A Loophole Got Him a Free Hotel Stay For 5 Years — Then He Claimed He Owned the Building



For 5 years, a New York City man managed to live rent-free in a landmark Manhattan hotel by exploiting an obscure local housing law, but prosecutors this week said Mickey Barreto went too far when he filed paperwork claiming ownership of the entire New Yorker Hotel building — and tried to charge another tenant rent. Barreto, 48, says he moved to New York when he found out about a loophole that allows occupants of single rooms in buildings constructed before 1969 to demand a 6-month lease. Barreto claimed that because he had paid for a night in the hotel, he was considered a tenant.
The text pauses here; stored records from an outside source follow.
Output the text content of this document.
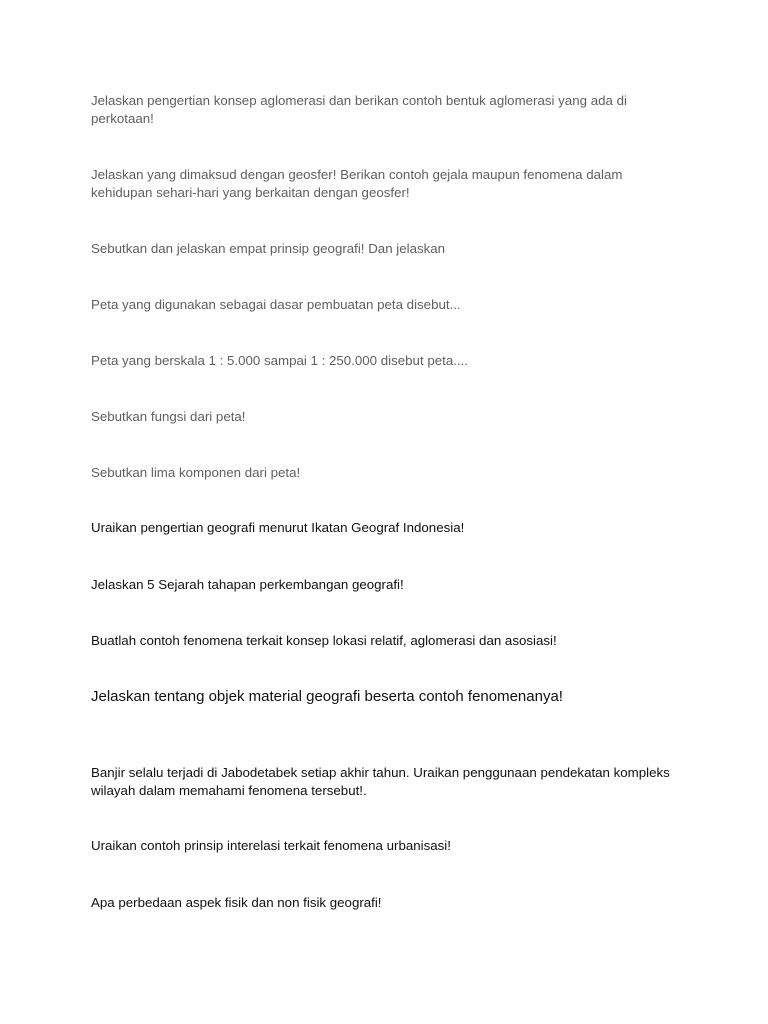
Jelaskan pengertian konsep aglomerasi dan berikan contoh bentuk aglomerasi yang ada di perkotaan!

Jelaskan yang dimaksud dengan geosfer! Berikan contoh gejala maupun fenomena dalam kehidupan sehari-hari yang berkaitan dengan geosfer!

Sebutkan dan jelaskan empat prinsip geografi! Dan jelaskan

Peta yang digunakan sebagai dasar pembuatan peta disebut...

Peta yang berskala 1 : 5.000 sampai 1 : 250.000 disebut peta....

Sebutkan fungsi dari peta!

Sebutkan lima komponen dari peta!

Uraikan pengertian geografi menurut Ikatan Geograf Indonesia!

Jelaskan 5 Sejarah tahapan perkembangan geografi!

Buatlah contoh fenomena terkait konsep lokasi relatif, aglomerasi dan asosiasi!

Jelaskan tentang objek material geografi beserta contoh fenomenanya!

Banjir selalu terjadi di Jabodetabek setiap akhir tahun. Uraikan penggunaan pendekatan kompleks wilayah dalam memahami fenomena tersebut!.

Uraikan contoh prinsip interelasi terkait fenomena urbanisasi!

Apa perbedaan aspek fisik dan non fisik geografi!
He asked for a lease and the hotel promptly kicked him out. That's when Barreto went to court and explained that he had lived there until July 2023 without paying any rent because the hotel never wanted to negotiate a lease with him. Because no one from the hotel appeared in court, Barreto won by default, with the judge ordering the hotel to give Barreto a key. Instead of leaving well enough alone, Barreto then tried to demand rent from one of the hotel’s tenants, registering the hotel under his name with the New York City Department of Environmental Protection for water and sewage payments, and demanding the hotel’s bank transfer its accounts to him. That's when prosecutors went after him. Barreto said he has never hired a lawyer for the civil cases and has always represented himself, but now he has secured a criminal defense attorney. Located a block from Madison Square Garden and Penn Station, the New Yorker has never been among the city’s most glamorous hotels, but it has long been among its largest.